Up From the Memory Hole

From Carol Iannone—editor-at-large of Academic Questions—at the National Association of Scholars (NAS):

Toward the end of a recent webinar from the National Association of Scholars, “The Anatomy of a Diversity, Equity, and Inclusion Takeover,” participant Joel Gardner—attorney, board member at the University of Virginia, and member of the UVA Committee on Free Expression and Free Inquiry—reported moments of utter amazement that he experienced in discussing the effects of the DEI regime on campus. He noted to senior administrators that under the new dispensation, individuals from some groups—white men, for example, or fundamentalist Christians—are being “marginalized,” to use the current jargon. The response was, that’s o.k., other groups were marginalized in the past, different groups are marginalized today. Evidently this was to be seen as a form of justice, perhaps of the biblical kind, in compensation for the “sins of the fathers” (a policy, incidentally, later rescinded by God in the Old Testament). Gardner was stunned in more than one conversation to find that “people running major universities actually believe that.” He insists on the contrary that considerations of individual merit and content of character must be our criteria for judgment, not group grievance and identification.

I have had similar experiences in email discussions and in person and was equally startled to find academics and professionals who have accepted that white men, especially, deserve their negative treatment under affirmative action today, since white men of the past had, in this telling, enjoyed special advantages. Furthermore, since white men now continue in so many prestigious areas where they are still “overrepresented,” discrimination against them, even those of them born decades after the age of segregation, is justified. As one participant said in so many words, it may go too far sometimes, but I’m not going to cry over it. Notice that the official rationale for “diversity” as set forth in the lamentable series of Supreme Court decisions that have blighted higher education in our time—that diversity enriches the educational experience—is completely forgotten by our latter-day Mesdames Defarge.

Would anyone ever have expected such a swift undoing of bedrock American principles based on equality of individuals before the law to disappear among educated, thinking people in a generation or two? Instead of equality, which properly means political and civic equality before the law to be enjoyed by individuals, we now have “equity,” the segmentation of the entire population into groups, or “communities,” to use the jargon word, and the demand for proportional representation of each group in all desirable areas.
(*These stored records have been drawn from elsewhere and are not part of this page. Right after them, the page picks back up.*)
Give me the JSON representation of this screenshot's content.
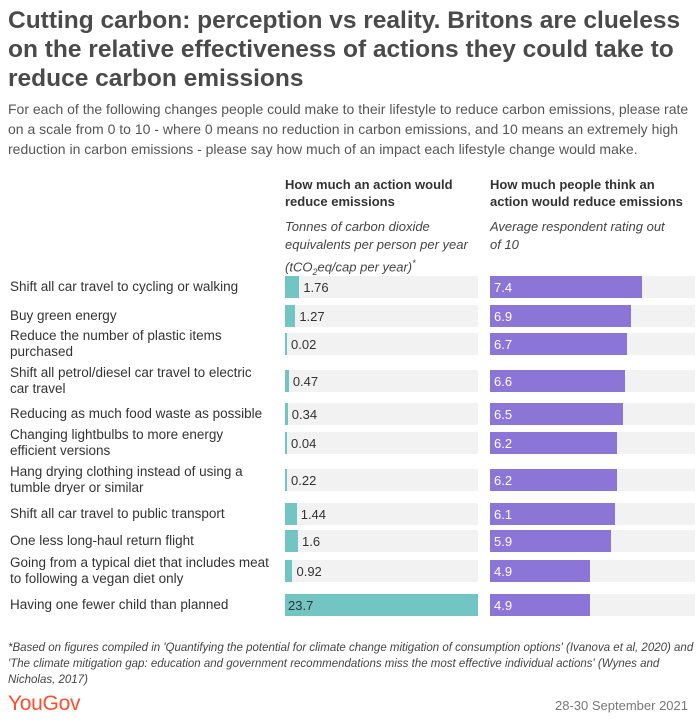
{
  "title": "Cutting carbon: perception vs reality. Britons are clueless on the relative effectiveness of actions they could take to reduce carbon emissions",
  "subtitle": "For each of the following changes people could make to their lifestyle to reduce carbon emissions, please rate on a scale from 0 to 10 - where 0 means no reduction in carbon emissions, and 10 means an extremely high reduction in carbon emissions - please say how much of an impact each lifestyle change would make.",
  "columns": {
    "actual": {
      "heading": "How much an action would reduce emissions",
      "sub_prefix": "Tonnes of carbon dioxide equivalents per person per year (tCO",
      "sub_subscript": "2",
      "sub_suffix": "eq/cap per year)",
      "sub_asterisk": "*"
    },
    "perceived": {
      "heading": "How much people think an action would reduce emissions",
      "sub": "Average respondent rating out of 10"
    }
  },
  "colors": {
    "actual_bar": "#72c5c2",
    "perceived_bar": "#8b75d7",
    "track": "#f2f2f2",
    "logo": "#ff4d2e"
  },
  "chart_data": {
    "type": "bar",
    "categories": [
      "Shift all car travel to cycling or walking",
      "Buy green energy",
      "Reduce the number of plastic items purchased",
      "Shift all petrol/diesel car travel to electric car travel",
      "Reducing as much food waste as possible",
      "Changing lightbulbs to more energy efficient versions",
      "Hang drying clothing instead of using a tumble dryer or similar",
      "Shift all car travel to public transport",
      "One less long-haul return flight",
      "Going from a typical diet that includes meat to following a vegan diet only",
      "Having one fewer child than planned"
    ],
    "series": [
      {
        "values": [
          1.76,
          1.27,
          0.02,
          0.47,
          0.34,
          0.04,
          0.22,
          1.44,
          1.6,
          0.92,
          23.7
        ],
        "labels": [
          "1.76",
          "1.27",
          "0.02",
          "0.47",
          "0.34",
          "0.04",
          "0.22",
          "1.44",
          "1.6",
          "0.92",
          "23.7"
        ],
        "xlim": [
          0,
          23.7
        ]
      },
      {
        "values": [
          7.4,
          6.9,
          6.7,
          6.6,
          6.5,
          6.2,
          6.2,
          6.1,
          5.9,
          4.9,
          4.9
        ],
        "labels": [
          "7.4",
          "6.9",
          "6.7",
          "6.6",
          "6.5",
          "6.2",
          "6.2",
          "6.1",
          "5.9",
          "4.9",
          "4.9"
        ],
        "xlim": [
          0,
          10
        ]
      }
    ]
  },
  "footnote": "*Based on figures compiled in 'Quantifying the potential for climate change mitigation of consumption options' (Ivanova et al, 2020) and 'The climate mitigation gap: education and government recommendations miss the most effective individual actions' (Wynes and Nicholas, 2017)",
  "brand": "YouGov",
  "date": "28-30 September 2021"
}
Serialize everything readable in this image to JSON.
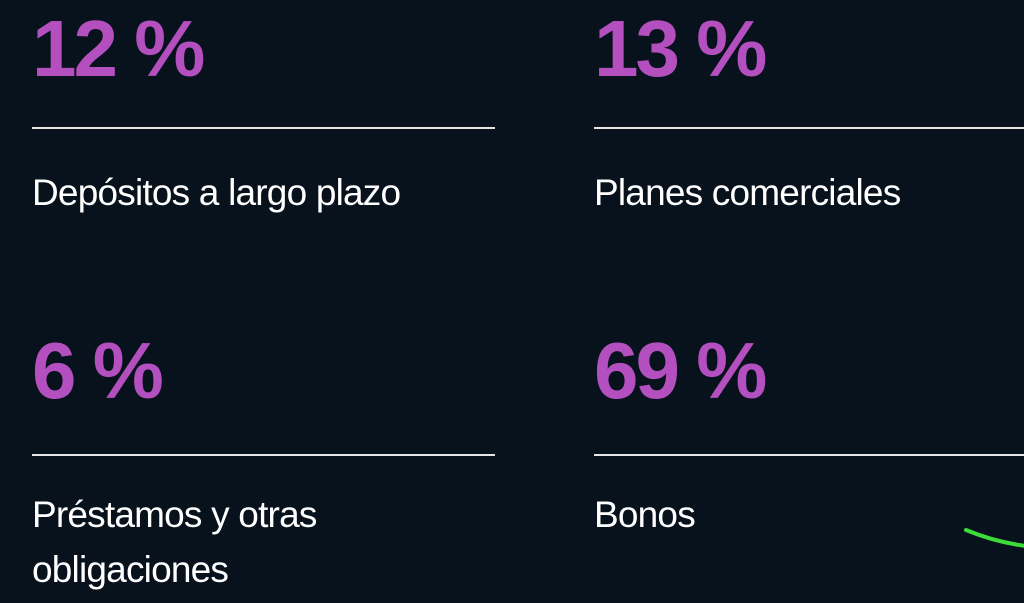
{
  "stats": [
    {
      "value": "12 %",
      "label": "Depósitos a largo plazo"
    },
    {
      "value": "13 %",
      "label": "Planes comerciales"
    },
    {
      "value": "6 %",
      "label": "Préstamos y otras obligaciones"
    },
    {
      "value": "69 %",
      "label": "Bonos"
    }
  ]
}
Aside from the artificiality of this group segmentation, detailed by Mike Gonzalez in The Plot to Change America: How Identity Politics is Dividing the Land of the Free (2020), this notion of justice demands that all “groups” should not only be proportionally represented in all desirable areas, but would have been so in the past, sans discrimination, thus supposedly justifying compensatory preferences now. (In the galloping progressivism of today, there is already a push to go beyond proportionality and to diminish white men even further, but let us stay on point.) A movement that began with the “promissory note” implied in the Declaration of Independence, “that all men are created equal, that they are endowed by their Creator with certain unalienable rights, that among these are Life, Liberty and the pursuit of Happiness,” has turned into a mortgage impossible ever to pay off.